By Michael Recchiuti [OperaMyLove magazine]
JANUARY 8, 2021 NEW YORK
Eddie Teitel loves Broadway shows. Since the pandemic shut the theaters he has missed his trips downtown, leaving the shop in the Bronx early, throwing on a jacket and tie, driving into town for dinner and a show. He loves the magic that is the theater. He got a call in December from an officer of the American Federation of Musicians Local 802 describing the desperate financial condition in which so many of the musicians found themselves with the theaters suddenly closed nine months earlier, and their livelihoods literally entirely eliminated in one day.

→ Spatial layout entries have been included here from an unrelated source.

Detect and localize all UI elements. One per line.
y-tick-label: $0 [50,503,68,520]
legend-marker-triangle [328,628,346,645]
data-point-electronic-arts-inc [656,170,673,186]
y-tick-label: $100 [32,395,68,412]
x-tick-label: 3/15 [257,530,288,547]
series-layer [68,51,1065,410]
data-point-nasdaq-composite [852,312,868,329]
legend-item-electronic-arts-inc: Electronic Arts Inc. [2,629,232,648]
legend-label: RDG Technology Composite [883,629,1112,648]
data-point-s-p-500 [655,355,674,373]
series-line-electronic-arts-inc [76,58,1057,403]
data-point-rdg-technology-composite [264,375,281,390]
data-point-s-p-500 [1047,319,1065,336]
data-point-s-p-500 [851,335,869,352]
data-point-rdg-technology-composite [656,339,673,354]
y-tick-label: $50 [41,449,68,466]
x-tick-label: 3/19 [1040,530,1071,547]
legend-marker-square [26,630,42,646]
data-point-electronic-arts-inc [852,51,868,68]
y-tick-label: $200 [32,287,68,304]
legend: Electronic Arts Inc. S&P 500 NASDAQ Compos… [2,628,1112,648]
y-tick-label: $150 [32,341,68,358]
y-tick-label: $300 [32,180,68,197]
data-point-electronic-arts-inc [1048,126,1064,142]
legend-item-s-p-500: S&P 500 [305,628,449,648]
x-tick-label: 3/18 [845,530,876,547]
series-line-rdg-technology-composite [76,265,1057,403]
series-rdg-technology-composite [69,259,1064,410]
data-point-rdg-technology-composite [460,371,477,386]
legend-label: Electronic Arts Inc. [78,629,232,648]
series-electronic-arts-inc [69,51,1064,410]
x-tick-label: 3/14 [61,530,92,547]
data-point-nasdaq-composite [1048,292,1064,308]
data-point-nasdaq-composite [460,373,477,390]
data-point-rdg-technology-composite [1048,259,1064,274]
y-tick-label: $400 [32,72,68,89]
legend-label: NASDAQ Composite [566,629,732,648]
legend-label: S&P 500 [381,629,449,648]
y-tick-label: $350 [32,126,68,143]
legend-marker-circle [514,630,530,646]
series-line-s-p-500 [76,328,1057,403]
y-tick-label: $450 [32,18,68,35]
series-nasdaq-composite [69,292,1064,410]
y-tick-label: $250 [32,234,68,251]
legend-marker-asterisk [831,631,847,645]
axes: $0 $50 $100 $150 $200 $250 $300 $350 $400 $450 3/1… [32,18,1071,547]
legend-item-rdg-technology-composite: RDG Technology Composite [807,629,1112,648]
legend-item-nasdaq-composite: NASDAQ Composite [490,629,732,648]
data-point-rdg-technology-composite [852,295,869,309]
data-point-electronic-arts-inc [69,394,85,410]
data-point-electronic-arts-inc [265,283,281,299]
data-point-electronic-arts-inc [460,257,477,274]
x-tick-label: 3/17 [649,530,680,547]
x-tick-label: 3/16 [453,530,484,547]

The union was organizing an Emergency Task Force to provide as many of the most distressed members of the local as possible with a Christmas dinner. Would he be able to help with this initiative? Of course he could; he welcomed the opportunity. Teitel Brothers, the venerable grocer in the Belmont section of the Bronx has been in business since 1915. Eddie is the third generation to work behind the counter in Bronx’s Little Italy. He understands continuity, the ebb and flow of history. Sometimes you’re up, sometimes you’re down. Certainly, his family, immigrant Jews a century earlier, had clocked plenty of time in both conditions, and every degree in between. He is, as they say, a “people person”. To work in a family food business you become one, even if you weren’t when you started (which is sometime early in childhood- I know from personal experience). You have relationships with your colleagues, your suppliers, and most importantly, your customers. You know their names. You know their families. You know what they like to eat. You learn about people. You learn to have empathy.
Thinking about the hundreds of musicians with their livelihoods stripped from them, Eddie stepped up. He could send down 600 hams for the holiday food drive. The union officer jumped at the offer. Eddie had one of their company trucks loaded up, and sent a couple of his men to deliver the hams to the staging area where the food bags were being assembled. He laughed as he told me that when his guys showed up, they saw the union men in navy jackets with “ETF” (Emergency Task Force) emblazoned on the backs. They thought they were immigration agents, and wouldn’t get out of the truck!
They cleared that up, and unloaded a ton of premium hams to make their way to the tables in the homes of the distressed musicians and their families, who could think, on this one day, somebody understood, felt their pain, and was willing and able to reach out to them a helping hand.